Patients can also care for canker sores at house by making a solution of 1 teaspoon of salt in a pint of warm water and using it to rinse out the mouth as often as desired. Other home remedies that work for some people include making a paste of baking soda and water to be applied to the sores; allowing little chips of ice to melt slowly over the sores; or applying a little quantity of milk of magnesia to the sores several times a day. Patients with severe canker sores might be treated with steroid medications injected directly into the tissues under the sores. Some dentists have used lasers to treat severe canker sores in patients who don't respond to other forms of treatment.
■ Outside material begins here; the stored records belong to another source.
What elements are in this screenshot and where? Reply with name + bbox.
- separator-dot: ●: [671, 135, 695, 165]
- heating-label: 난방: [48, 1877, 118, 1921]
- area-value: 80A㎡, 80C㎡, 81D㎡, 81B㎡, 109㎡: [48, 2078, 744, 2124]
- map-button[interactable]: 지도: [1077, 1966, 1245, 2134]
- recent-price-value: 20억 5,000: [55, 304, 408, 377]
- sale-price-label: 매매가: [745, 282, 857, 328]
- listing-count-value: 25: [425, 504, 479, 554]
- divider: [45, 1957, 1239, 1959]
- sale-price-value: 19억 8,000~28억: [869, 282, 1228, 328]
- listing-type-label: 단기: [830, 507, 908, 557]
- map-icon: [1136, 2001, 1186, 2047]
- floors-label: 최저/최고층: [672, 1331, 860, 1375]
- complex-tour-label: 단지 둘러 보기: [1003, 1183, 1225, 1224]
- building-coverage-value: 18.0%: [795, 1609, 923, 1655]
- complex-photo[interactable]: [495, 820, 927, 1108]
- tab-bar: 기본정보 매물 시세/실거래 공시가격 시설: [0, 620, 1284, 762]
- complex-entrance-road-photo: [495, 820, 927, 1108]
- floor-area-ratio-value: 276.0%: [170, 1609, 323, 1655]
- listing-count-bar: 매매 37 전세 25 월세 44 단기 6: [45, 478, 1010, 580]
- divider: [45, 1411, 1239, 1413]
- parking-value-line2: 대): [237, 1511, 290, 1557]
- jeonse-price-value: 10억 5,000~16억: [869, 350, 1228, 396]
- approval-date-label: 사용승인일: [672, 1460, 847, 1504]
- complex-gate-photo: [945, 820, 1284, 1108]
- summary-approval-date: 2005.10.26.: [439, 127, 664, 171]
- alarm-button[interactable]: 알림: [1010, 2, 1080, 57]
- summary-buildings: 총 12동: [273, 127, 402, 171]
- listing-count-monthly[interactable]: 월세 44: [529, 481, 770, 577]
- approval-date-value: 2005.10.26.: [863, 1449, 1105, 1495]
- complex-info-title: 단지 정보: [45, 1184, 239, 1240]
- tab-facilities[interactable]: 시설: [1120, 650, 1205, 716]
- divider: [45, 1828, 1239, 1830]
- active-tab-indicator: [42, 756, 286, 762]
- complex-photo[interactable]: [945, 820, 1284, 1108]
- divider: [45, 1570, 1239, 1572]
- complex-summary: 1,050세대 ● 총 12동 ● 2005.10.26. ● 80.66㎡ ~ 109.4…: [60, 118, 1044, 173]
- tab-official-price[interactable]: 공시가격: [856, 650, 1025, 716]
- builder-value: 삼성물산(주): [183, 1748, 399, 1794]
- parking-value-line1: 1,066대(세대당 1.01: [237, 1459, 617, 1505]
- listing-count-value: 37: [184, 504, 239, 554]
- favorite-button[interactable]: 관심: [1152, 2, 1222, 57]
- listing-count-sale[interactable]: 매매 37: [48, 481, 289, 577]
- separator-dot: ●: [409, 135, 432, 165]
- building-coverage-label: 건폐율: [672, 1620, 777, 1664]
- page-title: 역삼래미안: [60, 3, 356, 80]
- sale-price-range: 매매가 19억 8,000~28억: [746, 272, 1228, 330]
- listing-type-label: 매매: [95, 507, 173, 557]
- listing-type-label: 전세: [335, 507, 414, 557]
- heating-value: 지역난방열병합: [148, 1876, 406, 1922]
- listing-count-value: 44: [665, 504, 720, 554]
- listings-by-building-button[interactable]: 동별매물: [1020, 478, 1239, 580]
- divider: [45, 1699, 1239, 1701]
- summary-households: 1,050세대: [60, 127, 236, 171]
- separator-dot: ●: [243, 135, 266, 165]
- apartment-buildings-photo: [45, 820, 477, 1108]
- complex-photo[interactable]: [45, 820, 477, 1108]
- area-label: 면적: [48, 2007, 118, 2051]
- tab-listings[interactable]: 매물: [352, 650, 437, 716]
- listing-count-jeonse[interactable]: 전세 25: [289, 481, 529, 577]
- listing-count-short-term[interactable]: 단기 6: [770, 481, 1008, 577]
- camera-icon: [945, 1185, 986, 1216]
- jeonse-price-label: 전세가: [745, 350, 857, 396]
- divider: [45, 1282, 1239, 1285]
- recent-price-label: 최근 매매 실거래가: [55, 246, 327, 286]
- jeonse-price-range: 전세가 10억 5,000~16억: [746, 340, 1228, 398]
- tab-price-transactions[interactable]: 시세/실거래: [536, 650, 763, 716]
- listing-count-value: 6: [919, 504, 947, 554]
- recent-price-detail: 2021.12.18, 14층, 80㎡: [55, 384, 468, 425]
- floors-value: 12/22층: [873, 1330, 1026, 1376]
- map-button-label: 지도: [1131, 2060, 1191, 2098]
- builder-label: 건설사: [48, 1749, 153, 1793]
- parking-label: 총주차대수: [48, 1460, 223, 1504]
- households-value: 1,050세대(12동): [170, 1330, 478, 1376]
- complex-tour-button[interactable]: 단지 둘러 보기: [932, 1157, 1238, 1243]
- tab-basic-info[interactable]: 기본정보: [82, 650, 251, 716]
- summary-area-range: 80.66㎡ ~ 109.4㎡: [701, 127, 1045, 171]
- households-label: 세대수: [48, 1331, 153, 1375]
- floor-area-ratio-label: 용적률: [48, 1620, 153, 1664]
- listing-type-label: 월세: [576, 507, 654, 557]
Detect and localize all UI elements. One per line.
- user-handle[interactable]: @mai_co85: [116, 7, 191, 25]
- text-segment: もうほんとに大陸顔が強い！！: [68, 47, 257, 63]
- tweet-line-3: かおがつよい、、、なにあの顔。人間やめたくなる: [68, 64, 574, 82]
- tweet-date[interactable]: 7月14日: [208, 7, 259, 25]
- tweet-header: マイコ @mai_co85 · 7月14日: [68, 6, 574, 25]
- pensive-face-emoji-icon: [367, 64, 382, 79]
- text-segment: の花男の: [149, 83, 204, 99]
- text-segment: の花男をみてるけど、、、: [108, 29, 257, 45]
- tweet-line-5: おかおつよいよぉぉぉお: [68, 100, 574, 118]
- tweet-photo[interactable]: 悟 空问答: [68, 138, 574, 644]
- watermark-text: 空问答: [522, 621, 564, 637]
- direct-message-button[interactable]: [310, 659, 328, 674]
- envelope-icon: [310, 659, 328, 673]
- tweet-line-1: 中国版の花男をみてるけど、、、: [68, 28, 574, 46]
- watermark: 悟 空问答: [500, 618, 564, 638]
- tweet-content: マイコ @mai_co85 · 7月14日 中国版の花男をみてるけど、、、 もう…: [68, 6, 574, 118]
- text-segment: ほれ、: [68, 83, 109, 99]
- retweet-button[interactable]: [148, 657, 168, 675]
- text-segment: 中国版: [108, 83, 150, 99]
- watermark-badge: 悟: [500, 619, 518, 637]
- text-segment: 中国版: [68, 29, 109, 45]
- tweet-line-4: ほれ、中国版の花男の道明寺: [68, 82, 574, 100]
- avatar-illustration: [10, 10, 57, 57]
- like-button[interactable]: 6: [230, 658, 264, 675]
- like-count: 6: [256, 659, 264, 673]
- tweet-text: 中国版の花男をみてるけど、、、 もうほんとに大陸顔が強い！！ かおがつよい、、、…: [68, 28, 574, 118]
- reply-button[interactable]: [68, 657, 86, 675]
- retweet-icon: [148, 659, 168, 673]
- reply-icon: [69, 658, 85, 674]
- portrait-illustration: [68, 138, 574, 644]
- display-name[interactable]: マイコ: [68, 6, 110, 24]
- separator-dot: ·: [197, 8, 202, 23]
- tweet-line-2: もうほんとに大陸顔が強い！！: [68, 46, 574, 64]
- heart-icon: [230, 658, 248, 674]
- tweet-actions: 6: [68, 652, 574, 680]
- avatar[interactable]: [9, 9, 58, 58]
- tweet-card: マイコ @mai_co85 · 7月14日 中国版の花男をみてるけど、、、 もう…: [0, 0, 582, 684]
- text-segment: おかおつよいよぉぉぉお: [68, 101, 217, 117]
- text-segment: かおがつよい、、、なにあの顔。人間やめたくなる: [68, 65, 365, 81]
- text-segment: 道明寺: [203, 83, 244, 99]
Laser therapy gives good outcomes in treating canker sores but is considered experimental because it requires specialized training to use effectively. Other treatments that are beneficial for some patients include vitamin and mineral supplements, zinc lozenges, stress management techniques, and avoiding foods that are likely to irritate the mouth. For many individuals, these "problem foods" include nuts, chips, pretzels, certain spices, salty foods, tomatoes, and citrus fruits.
Most canker sores heal on their own in one to two weeks, even though major sores may take as long as a month to heal totally. Patients with sores that don't respond to any treatment, take longer than a month to heal, or do not heal at all ought to see their physician or dentist as soon as possible.
There's no way to totally stop canker sores in people who are susceptible to them because of family history or an underlying illness condition like AIDS. However, maintaining great oral hygiene, eating a nutritious diet, using softer toothbrushes, and checking with the dentist to be sure that braces or dentures are fitted properly can all help to lower the risk of canker sores.
Canker sores are a typical health problem that is likely to affect about a third of the general population for the foreseeable future. Further advances in laser therapy may offer a new treatment option for people with recurrent or severe canker sores.